Cloudera COO advises Australian and Asia Pacific enterprises – Don’t hesitate, take the Big Data plunge
December 17, 2013
Here’s where Big Data is headed in 2014: BigInsights
January 22, 2014
BigInsights recently met up with Clint Sharp, Director of Product Management for Big Data & Operational Intelligence at Splunk, who was also present at Strata + Hadoop World in New York, to ask him how Splunk could make it easier for IT organisations to gain insights from Big Data.

By: David Triggs, CTO, BigInsights

Part 1

What does Splunk enterprise have to offer? What makes it successful?

While Splunk was new to Hadoop, the number of people at its .conf2013 in Las Vegas was double that of 2012, so clearly, there was a significant increase in the interest in Splunk, something that Clint was quick to point out at the start of the interview.

“They are coming because of Splunk Enterprise and what it is doing for them across a variety of use cases. Our business is really in about five different segments right now:

  1. IT operations
  2. Application management
  3. Security
  4. Digital intelligence (which is web analytics and things of that nature) and
  5. The Internet of Things

The last is related to connecting devices and things like power utilities and SCADA data.  So if you look at the distribution of the Splunk business, the first three own about 90 per cent of the business.  Security is about a third of the business, application management is about a third, IT operations 20+ per cent, and then there is the other 10 per cent that is digital intelligence followed up with this emerging Internet of Things.

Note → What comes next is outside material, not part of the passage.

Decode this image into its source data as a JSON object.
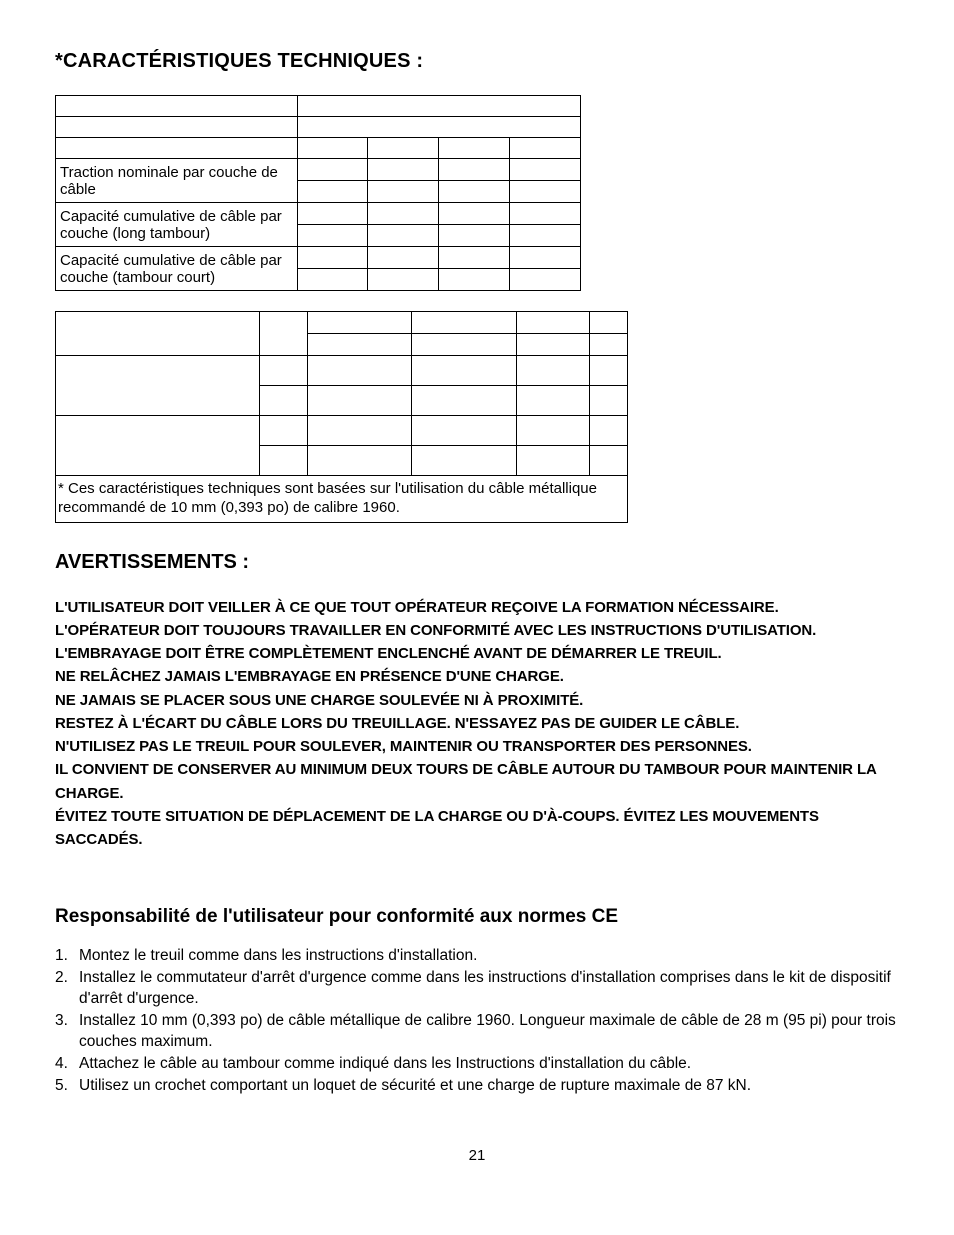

“So most people are coming because their IT ops guys are running complicated application infrastructures, they are doing security, and what they are finding is they have all this data they need to analyse as an IT organisation, and we are at a conference where we are talking about data analysis and things like that but it’s too expensive to go through this rigid data collection ETL process for your monitoring data.  Ultimately, all these projects fail because as soon as there is a developer assigned to working on an IT data warehouse, they are going to get pulled off and go put on something else.

“Splunk is really their IT data warehouse.  They are dumping in raw unstructured data and we allow them to query that in Clintwhatever form it came, structure it, do dashboards, analytics, etc. which is incredibly powerful.  It’s not going to be as fast as a database because we are doing all that work at the last possible moment, we are going through a lot of CPU cycles to do it but for an IT guy doing an outage investigation, 10, 15, 20 seconds is perfectly fine; response time for the last four hours of data doesn’t need to come back 100 milliseconds. The flexibility that this late binding schema gives us is incredibly powerful in the IT market and now we are taking and expanding that to the business and to other use cases and that’s why you hear me talking about schema all the time.”

Hunk: Bringing Splunk Enterprise capability to Hadoop

“In Splunk Enterprise we have an agent we call the forwarder,” Clint explained. “The forwarder sits out in the IT infrastructure, you configure it to look at directories and it will grab all the files in a directory and it will tail them and look for new data coming in and it will send it off to our indexed tier and then store it and manage it.  We keep a copy of all the raw data and then we store an index for rare term search.  So, we are very, very good at ‘needle in the haystack’ searches.  We can find one event in a billion nearly instantly.  We are optimised for that sort of use case.”

“With Hunk it’s actually the exact opposite,” Clint pointed out. “You bring us the data stored in Hadoop however it stored, however it got there and we analyse it in place.”

Hunk, however, is much more than just a connector to Hadoop, and requires a significant engineering effort, something that Clint elaborated on. “We have taken and abstracted the data storage layer from the rest of the engine and that has allowed us to take the same UI’s, search language, application development framework, rule-based access controls and adapt it to Hadoop but we charge based on data ingestion.  So, this necessitates essentially a different product because now we are analysing data at rest.  So, it creates a business problem of, ‘I have this great technology.  Now, I need a new product.’  Really, the business model drove the productisation of it.  So, it’s not a connector.”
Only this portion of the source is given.